I have interviewed many a time for jobs, internships and (lots of) colleges over the years. The one thing I picked up in this process is that interviewers like honesty. This article points out the reasons why. They want to see you think on your feet, show improvement, and always be there with an honest and straightforward opinion. I also think spontaneity is a useful interview tip to build upon this list. Coming overly prepared and polished can actually hurt you sometimes. We've all heard about that cliche answer to "What's your biggest weakness?": "I'm too much of a perfectionist". That's rehearsed and probably a little bit of a lie. I like that they wrote a disclaimer about bashing yourself and offering no explanation though. If you have a weakness that you can recognize and admit in an interview you are at least aware of it and probably trying to improve it, so talk about it. In the end, an interview is all about showing off your true personality, so show it.

Unknown said...

Articles like this one help to remind me that everyone makes mistakes and mishaps are just part of the natural progression of life. Taking these missteps in stride and not allowing them to have a deep impact is necessary in maintaining professionalism and a slight degree of emotional distance from your work (read: not taking work too seriously). It is important to note that this attitude can also taken to an extreme (as is the case with many things) and thus causing one to be so distant and calm that is may come across as blasé or unaffected. This article emphasizes the need to be balanced and truthful while admitting that things go wrong from time to time. In essence it's not how bad the problem was, it's how you reacted to and handled the problem that will truly show potential employers how you manage dilemmas and react in stressful situations.

Daniel Silverman said...

Interviewing can be difficult and having strategies to cope with questions you don’t want to answer or questions that can be difficult to answer is a great idea.
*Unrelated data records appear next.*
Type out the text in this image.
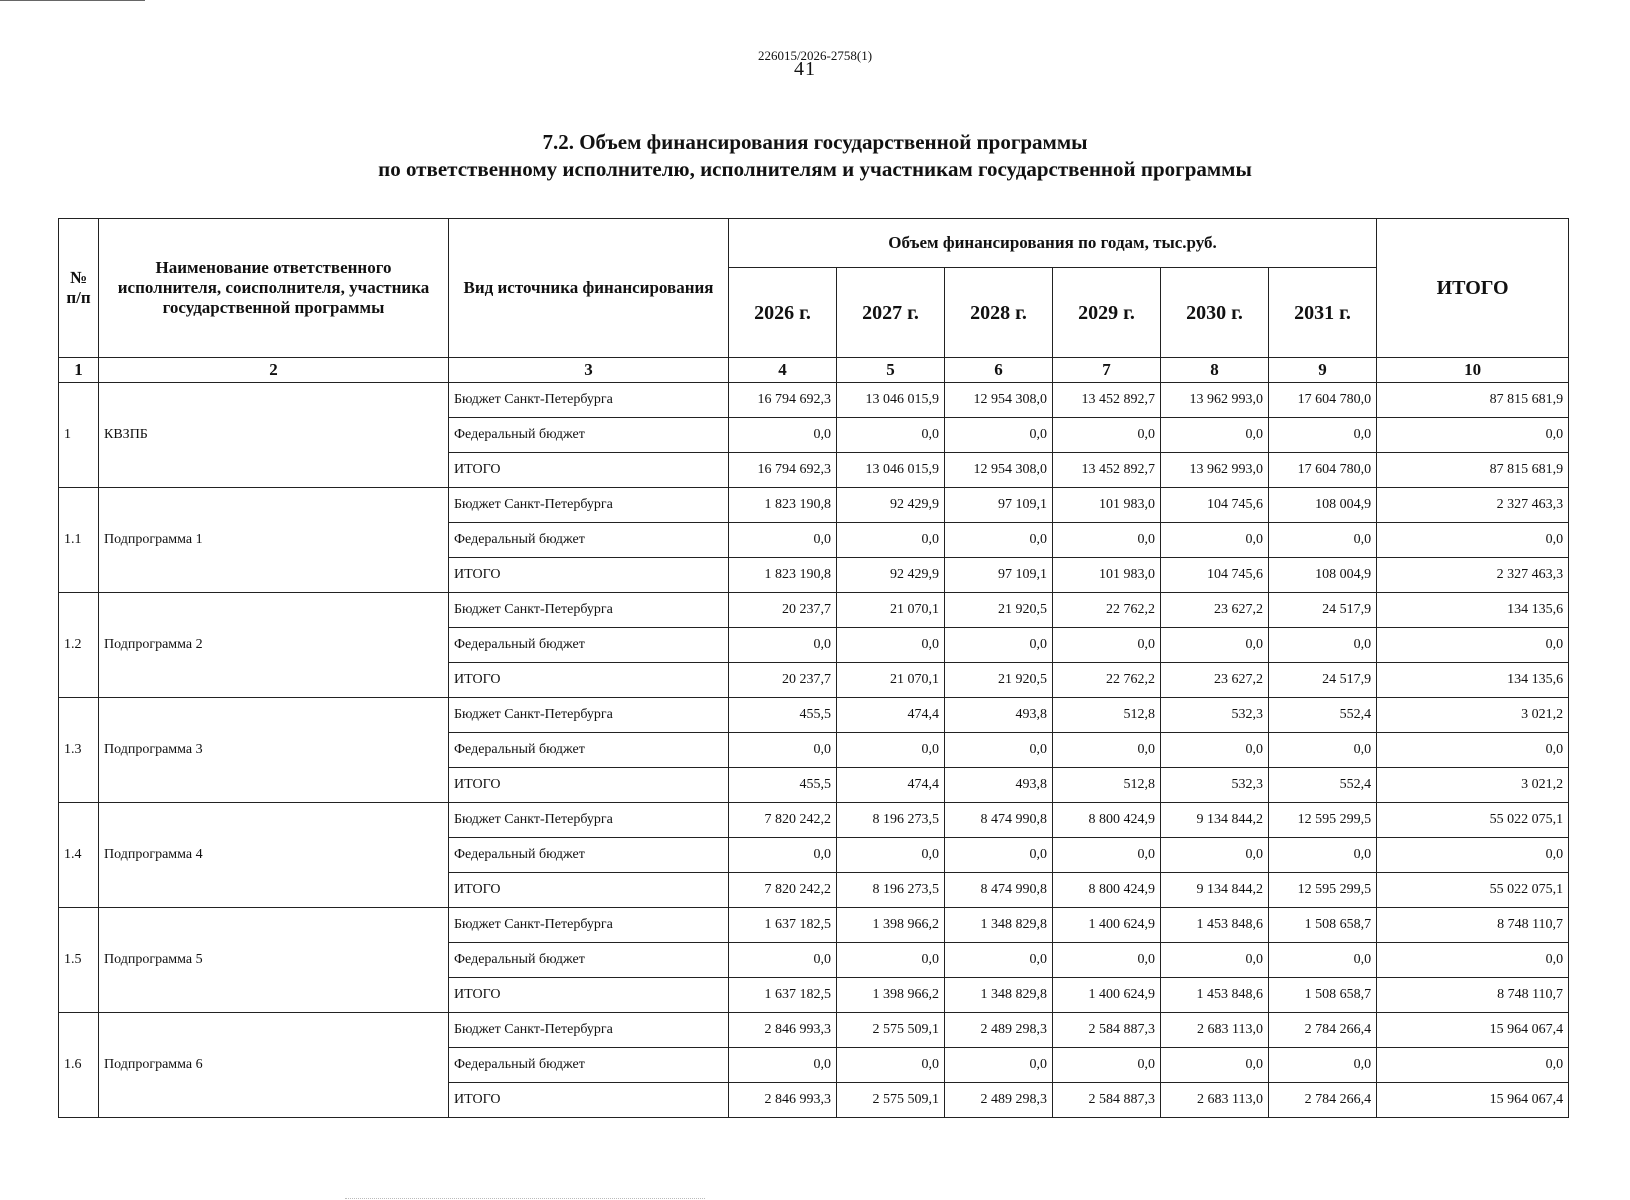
226015/2026-2758(1)
41
7.2. Объем финансирования государственной программы
по ответственному исполнителю, исполнителям и участникам государственной программы
№ п/п	Наименование ответственного исполнителя, соисполнителя, участника государственной программы	Вид источника финансирования	Объем финансирования по годам, тыс.руб.						ИТОГО
			2026 г.	2027 г.	2028 г.	2029 г.	2030 г.	2031 г.	
1	2	3	4	5	6	7	8	9	10
1	КВЗПБ	Бюджет Санкт-Петербурга	16 794 692,3	13 046 015,9	12 954 308,0	13 452 892,7	13 962 993,0	17 604 780,0	87 815 681,9
		Федеральный бюджет	0,0	0,0	0,0	0,0	0,0	0,0	0,0
		ИТОГО	16 794 692,3	13 046 015,9	12 954 308,0	13 452 892,7	13 962 993,0	17 604 780,0	87 815 681,9
1.1	Подпрограмма 1	Бюджет Санкт-Петербурга	1 823 190,8	92 429,9	97 109,1	101 983,0	104 745,6	108 004,9	2 327 463,3
		Федеральный бюджет	0,0	0,0	0,0	0,0	0,0	0,0	0,0
		ИТОГО	1 823 190,8	92 429,9	97 109,1	101 983,0	104 745,6	108 004,9	2 327 463,3
1.2	Подпрограмма 2	Бюджет Санкт-Петербурга	20 237,7	21 070,1	21 920,5	22 762,2	23 627,2	24 517,9	134 135,6
		Федеральный бюджет	0,0	0,0	0,0	0,0	0,0	0,0	0,0
		ИТОГО	20 237,7	21 070,1	21 920,5	22 762,2	23 627,2	24 517,9	134 135,6
1.3	Подпрограмма 3	Бюджет Санкт-Петербурга	455,5	474,4	493,8	512,8	532,3	552,4	3 021,2
		Федеральный бюджет	0,0	0,0	0,0	0,0	0,0	0,0	0,0
		ИТОГО	455,5	474,4	493,8	512,8	532,3	552,4	3 021,2
1.4	Подпрограмма 4	Бюджет Санкт-Петербурга	7 820 242,2	8 196 273,5	8 474 990,8	8 800 424,9	9 134 844,2	12 595 299,5	55 022 075,1
		Федеральный бюджет	0,0	0,0	0,0	0,0	0,0	0,0	0,0
		ИТОГО	7 820 242,2	8 196 273,5	8 474 990,8	8 800 424,9	9 134 844,2	12 595 299,5	55 022 075,1
1.5	Подпрограмма 5	Бюджет Санкт-Петербурга	1 637 182,5	1 398 966,2	1 348 829,8	1 400 624,9	1 453 848,6	1 508 658,7	8 748 110,7
		Федеральный бюджет	0,0	0,0	0,0	0,0	0,0	0,0	0,0
		ИТОГО	1 637 182,5	1 398 966,2	1 348 829,8	1 400 624,9	1 453 848,6	1 508 658,7	8 748 110,7
1.6	Подпрограмма 6	Бюджет Санкт-Петербурга	2 846 993,3	2 575 509,1	2 489 298,3	2 584 887,3	2 683 113,0	2 784 266,4	15 964 067,4
		Федеральный бюджет	0,0	0,0	0,0	0,0	0,0	0,0	0,0
		ИТОГО	2 846 993,3	2 575 509,1	2 489 298,3	2 584 887,3	2 683 113,0	2 784 266,4	15 964 067,4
The ideas set forth in this article make a lot of sense. Although, I think a lot of it is common sense. Talking about weaknesses can be difficult and uncomfortable. By admitting to it and talking about how you are or plan on improving, employers can see a lot about an employee. I’ve been asked about difficult people a lot. My standard answer to that question is to listen to what people are saying and to stay calm. I think I could turn this around by talking about how to improve communication skills and working with others. I also try to be as honest as I can with my answers. I know that one of my struggles in life is early mornings. I hate them. But, by admitting this to potential employers telling them how I deal with it, I can turn that into a positive.